Cuando hablamos de la expulsión del ciudadano del espacio público solemos hacerlo en clave turística, pero en los últimos tiempos ha entrado en el debate la cuestión de los edificios históricos que aun no han entrado en campaña electoral, algo sorprendente si se valora la preocupación que genera en determinados sectores de la sociedad que desean una Barcelona que mantenga sus premisas antiguas para no dibujarse en el presente como un mero parque temático de la Europa del sur donde Messi, Gaudí y Picasso marcan la pauta del interés.

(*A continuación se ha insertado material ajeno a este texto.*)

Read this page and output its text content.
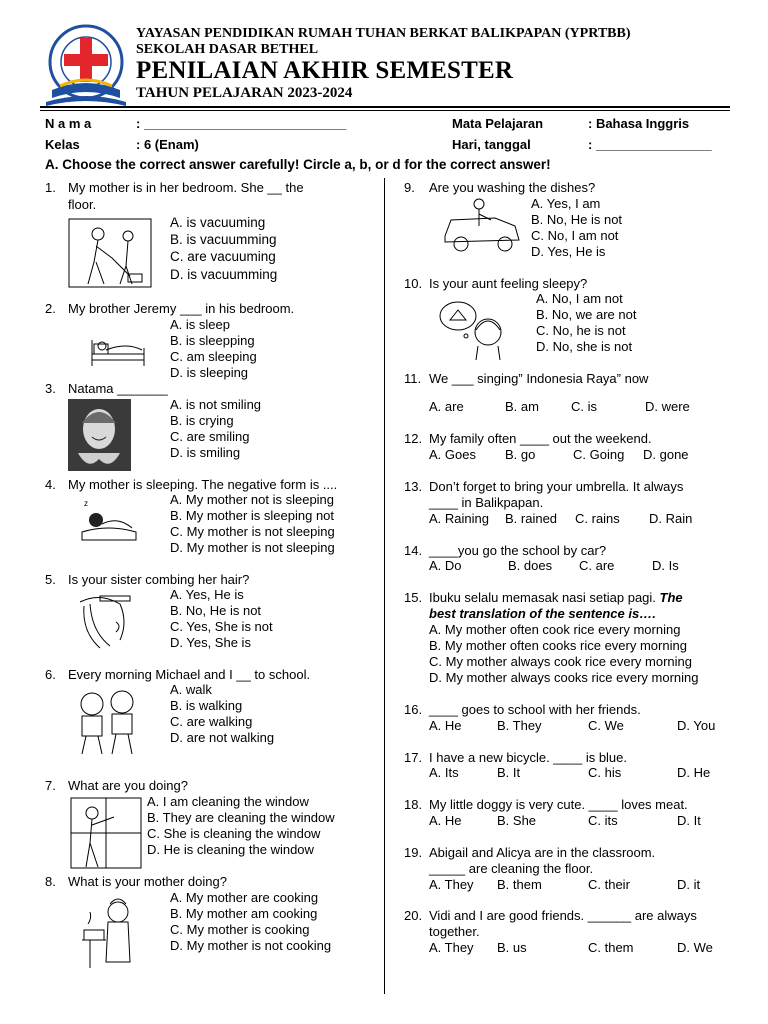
YAYASAN PENDIDIKAN RUMAH TUHAN BERKAT BALIKPAPAN (YPRTBB)
SEKOLAH DASAR BETHEL
PENILAIAN AKHIR SEMESTER
TAHUN PELAJARAN 2023-2024
N a m a	: ____________________________
Kelas	: 6 (Enam)
Mata Pelajaran	: Bahasa Inggris
Hari, tanggal	: ________________
A. Choose the correct answer carefully! Circle a, b, or d for the correct answer!
1. My mother is in her bedroom. She __ the
floor.
A. is vacuuming
B. is vacuumming
C. are vacuuming
D. is vacuumming
2. My brother Jeremy ___ in his bedroom.
A. is sleep
B. is sleepping
C. am sleeping
D. is sleeping
3. Natama _______
A. is not smiling
B. is crying
C. are smiling
D. is smiling
4. My mother is sleeping. The negative form is ....
z	A. My mother not is sleeping
B. My mother is sleeping not
C. My mother is not sleeping
D. My mother is not sleeping
5. Is your sister combing her hair?
A. Yes, He is
B. No, He is not
C. Yes, She is not
D. Yes, She is
6. Every morning Michael and I __ to school.
A. walk
B. is walking
C. are walking
D. are not walking
7. What are you doing?
A. I am cleaning the window
B. They are cleaning the window
C. She is cleaning the window
D. He is cleaning the window
8. What is your mother doing?
A. My mother are cooking
B. My mother am cooking
C. My mother is cooking
D. My mother is not cooking
9.	Are you washing the dishes?
A. Yes, I am
B. No, He is not
C. No, I am not
D. Yes, He is
10. Is your aunt feeling sleepy?
A. No, I am not
B. No, we are not
C. No, he is not
D. No, she is not
11. We ___ singing” Indonesia Raya” now
A. are	B. am C. is	D. were
12. My family often ____ out the weekend.
A. Goes B. go	C. Going D. gone
13. Don’t forget to bring your umbrella. It always
____ in Balikpapan.
A. Raining B. rained C. rains D. Rain
14. ____you go the school by car?
A. Do	B. does C. are	D. Is
15. Ibuku selalu memasak nasi setiap pagi. The
best translation of the sentence is….
A. My mother often cook rice every morning
B. My mother often cooks rice every morning
C. My mother always cook rice every morning
D. My mother always cooks rice every morning
16. ____ goes to school with her friends.
A. He	B. They	C. We	D. You
17. I have a new bicycle. ____ is blue.
A. Its	B. It	C. his	D. He
18. My little doggy is very cute. ____ loves meat.
A. He	B. She	C. its	D. It
19. Abigail and Alicya are in the classroom.
_____ are cleaning the floor.
A. They B. them	C. their	D. it
20. Vidi and I are good friends. ______ are always
together.
A. They B. us	C. them	D. We
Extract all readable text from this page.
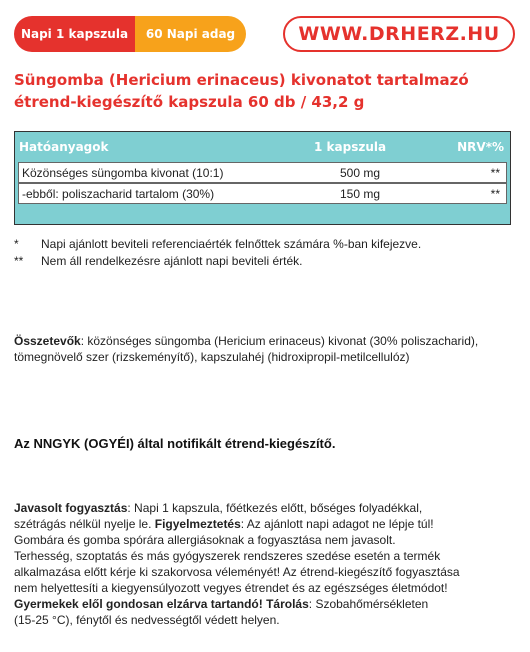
Napi 1 kapszula	60 Napi adag	WWW.DRHERZ.HU
Süngomba (Hericium erinaceus) kivonatot tartalmazó
étrend-kiegészítő kapszula 60 db / 43,2 g
Hatóanyagok	1 kapszula	NRV*%
Közönséges süngomba kivonat (10:1)	500 mg	**
-ebből: poliszacharid tartalom (30%)	150 mg	**
*	Napi ajánlott beviteli referenciaérték felnőttek számára %-ban kifejezve.
**	Nem áll rendelkezésre ajánlott napi beviteli érték.
Összetevők: közönséges süngomba (Hericium erinaceus) kivonat (30% poliszacharid),
tömegnövelő szer (rizskeményítő), kapszulahéj (hidroxipropil-metilcellulóz)
Az NNGYK (OGYÉI) által notifikált étrend-kiegészítő.
Javasolt fogyasztás: Napi 1 kapszula, főétkezés előtt, bőséges folyadékkal,
szétrágás nélkül nyelje le. Figyelmeztetés: Az ajánlott napi adagot ne lépje túl!
Gombára és gomba spórára allergiásoknak a fogyasztása nem javasolt.
Terhesség, szoptatás és más gyógyszerek rendszeres szedése esetén a termék
alkalmazása előtt kérje ki szakorvosa véleményét! Az étrend-kiegészítő fogyasztása
nem helyettesíti a kiegyensúlyozott vegyes étrendet és az egészséges életmódot!
Gyermekek elől gondosan elzárva tartandó! Tárolás: Szobahőmérsékleten
(15-25 °C), fénytől és nedvességtől védett helyen.
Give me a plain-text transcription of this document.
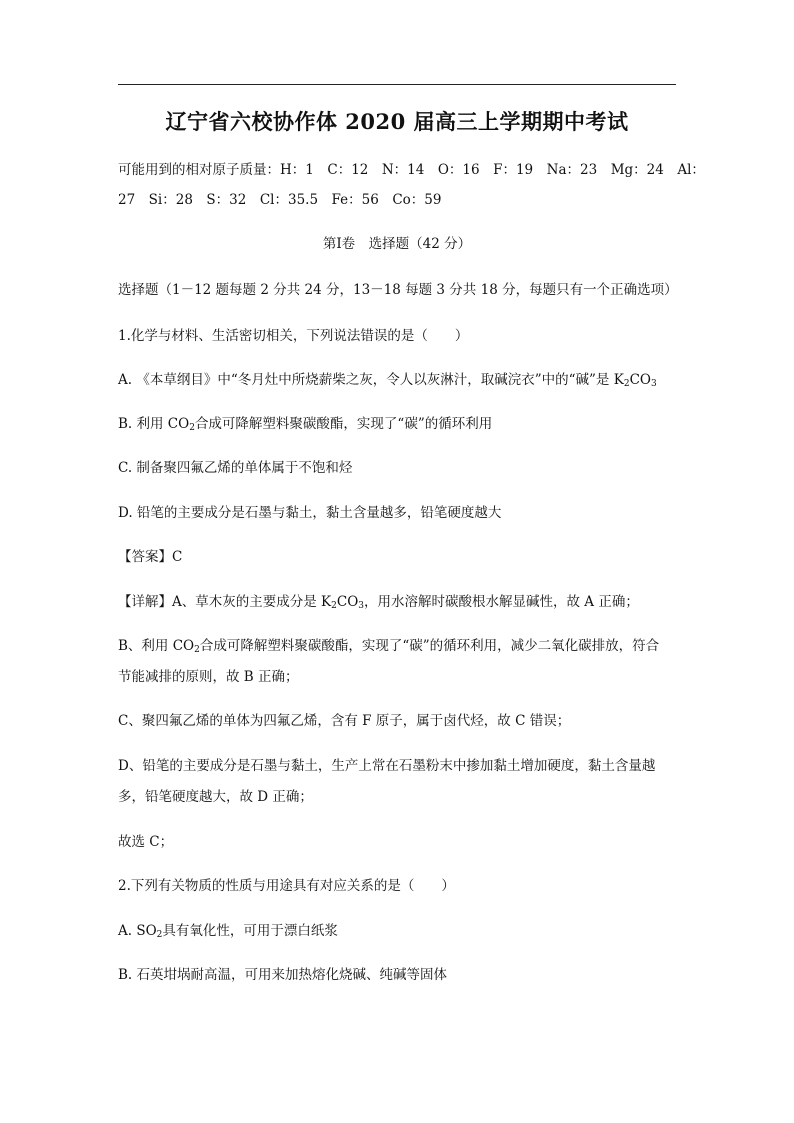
辽宁省六校协作体 2020 届高三上学期期中考试
可能用到的相对原子质量：H：1　C：12　N：14　O：16　F：19　Na：23　Mg：24　Al：
27　Si：28　S：32　Cl：35.5　Fe：56　Co：59
第Ⅰ卷　选择题（42 分）
选择题（1－12 题每题 2 分共 24 分，13－18 每题 3 分共 18 分，每题只有一个正确选项）
1.化学与材料、生活密切相关，下列说法错误的是（　　）
A. 《本草纲目》中“冬月灶中所烧薪柴之灰，令人以灰淋汁，取碱浣衣”中的“碱”是 $K_2CO_3$
B. 利用 $CO_2$合成可降解塑料聚碳酸酯，实现了“碳”的循环利用
C. 制备聚四氟乙烯的单体属于不饱和烃
D. 铅笔的主要成分是石墨与黏土，黏土含量越多，铅笔硬度越大
【答案】C
【详解】A、草木灰的主要成分是 $K_2CO_3$，用水溶解时碳酸根水解显碱性，故 A 正确；
B、利用 $CO_2$合成可降解塑料聚碳酸酯，实现了“碳”的循环利用，减少二氧化碳排放，符合
节能减排的原则，故 B 正确；
C、聚四氟乙烯的单体为四氟乙烯，含有 F 原子，属于卤代烃，故 C 错误；
D、铅笔的主要成分是石墨与黏土，生产上常在石墨粉末中掺加黏土增加硬度，黏土含量越
多，铅笔硬度越大，故 D 正确；
故选 C；
2.下列有关物质的性质与用途具有对应关系的是（　　）
A. $SO_2$具有氧化性，可用于漂白纸浆
B. 石英坩埚耐高温，可用来加热熔化烧碱、纯碱等固体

Pensaba en ello el otro día mientras volvía del aeropuerto y en la pantalla del bus turístico el dragón del Park Güell bailaba algo parecido a un horrendo rap para mostrar que la ciudad es moderna y diferente. M’exalta el nou i m’enamora el vell. El modo de conocer una urbe es paseándola, porque si se palpa su tejido es posible conocer cuales son sus principales dolencias. Muchas veces circulo por la calle Balmes y la Vía Laietana y me admira una belleza que pasa desapercibida por culpa del tráfico que oculta la importancia de determinados edificios. En la Vía Laietana, extensión natural del Ensanche y símbolo triunfal de la burguesía de principios de siglo, una de las casas más significativas es la Caixa d’Estalvis, obra del bastante ignorado Enric Sagnier, arquitecto que supo desafiar el paso del tiempo y las tendencias mediante una interesante mimetización que le permitió estar al día y trabajar casi hasta su muerte. Ese embrión inmobiliario de la actual CaixaBank tiene un anexo donde luce sin disimulo un cartel de Núñez y Navarro. Su jefe, de todos es sabido, reside ahora en una prisión, y la efeméride tiene aire de justicia poética. Cuando mi generación estaba en pañales el antiguo presidente del Barça y Jordi Pujol eran eternos. Se instalaron en sus butacas de mando y, como Felipe González o Juan Pablo II, no se iban de ellas por nada del mundo. Ahora estos dos prohombres del universo catalán han caído de su pedestal, pero su estela sigue vigente en política y desde la cotidianidad.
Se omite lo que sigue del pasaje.